La nuova Emma non smette di essere Emma, per quanto mi riguarda, la voce più bella degli ultimi 20 anni di musica pop, attesa e sperata e finalmente di ritorno con un disco da consumare nel tempo, da ricordare negli anni, sperimentale con consapevolezze della grande artista che è sempre stata. Un nuovo percorso, un nuovo profilo, una nuova casa discografica, una nuova band (per ora la accompagneranno i New Pornographers in tour) per raccontare se stessa, per ricominciare, per confermarsi e consolidarsi nel modo in cui è sempre stata; se ce ne fosse ancora bisogno.
Emma rimane una certezza assoluta, una cantante semplice di pop semplice, capace di rendere speciali i dettagli e il racconto del quotidiano.
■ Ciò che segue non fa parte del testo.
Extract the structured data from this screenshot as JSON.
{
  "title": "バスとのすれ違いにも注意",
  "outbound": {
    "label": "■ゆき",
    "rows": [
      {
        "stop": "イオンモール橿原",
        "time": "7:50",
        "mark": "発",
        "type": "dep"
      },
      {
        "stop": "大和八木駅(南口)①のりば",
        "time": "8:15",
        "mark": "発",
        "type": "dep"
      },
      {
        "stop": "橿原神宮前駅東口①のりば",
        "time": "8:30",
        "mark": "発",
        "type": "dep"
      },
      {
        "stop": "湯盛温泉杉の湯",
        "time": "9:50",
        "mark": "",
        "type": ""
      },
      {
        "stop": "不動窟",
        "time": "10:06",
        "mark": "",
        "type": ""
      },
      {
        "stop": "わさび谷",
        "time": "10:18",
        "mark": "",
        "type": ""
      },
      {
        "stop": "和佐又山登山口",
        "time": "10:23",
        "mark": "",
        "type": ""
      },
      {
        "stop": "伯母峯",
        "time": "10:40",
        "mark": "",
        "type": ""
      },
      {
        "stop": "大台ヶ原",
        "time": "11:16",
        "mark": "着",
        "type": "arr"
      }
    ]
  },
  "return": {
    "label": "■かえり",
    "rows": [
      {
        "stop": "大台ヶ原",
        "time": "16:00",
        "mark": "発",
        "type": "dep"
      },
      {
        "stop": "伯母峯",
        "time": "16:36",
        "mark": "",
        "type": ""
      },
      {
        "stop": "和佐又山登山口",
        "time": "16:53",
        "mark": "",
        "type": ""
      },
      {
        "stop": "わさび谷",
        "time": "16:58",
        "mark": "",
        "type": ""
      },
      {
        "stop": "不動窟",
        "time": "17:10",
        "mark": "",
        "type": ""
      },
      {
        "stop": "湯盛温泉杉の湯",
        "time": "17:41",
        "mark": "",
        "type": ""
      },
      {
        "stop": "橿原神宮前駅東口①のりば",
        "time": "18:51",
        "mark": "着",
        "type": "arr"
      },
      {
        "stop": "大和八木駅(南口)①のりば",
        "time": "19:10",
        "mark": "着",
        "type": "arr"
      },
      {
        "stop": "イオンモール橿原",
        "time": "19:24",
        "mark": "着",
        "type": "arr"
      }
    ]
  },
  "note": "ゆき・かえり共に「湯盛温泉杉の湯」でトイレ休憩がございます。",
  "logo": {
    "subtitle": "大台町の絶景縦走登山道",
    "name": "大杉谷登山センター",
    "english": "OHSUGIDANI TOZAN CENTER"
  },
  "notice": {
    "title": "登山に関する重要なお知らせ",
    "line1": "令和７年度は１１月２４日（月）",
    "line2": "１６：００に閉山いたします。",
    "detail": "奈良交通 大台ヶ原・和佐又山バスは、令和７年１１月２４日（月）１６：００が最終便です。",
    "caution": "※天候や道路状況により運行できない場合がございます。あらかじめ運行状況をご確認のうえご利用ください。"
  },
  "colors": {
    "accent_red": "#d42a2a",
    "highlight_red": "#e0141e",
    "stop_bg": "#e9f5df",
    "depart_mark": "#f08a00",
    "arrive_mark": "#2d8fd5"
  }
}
Un po' piú triste, forse un po' piú consapevole e matura, ma decisamente in testa a qualsiasi forma di classifica possa farsi quest'anno (e fors'anche negli anni passati, se non fosse che lei stessa si è superata con Universal Audio), in virtú di arrangiamenti, suoni, combinazioni di melodie.

Emma Pollock, Watch the Fireworks: supremo.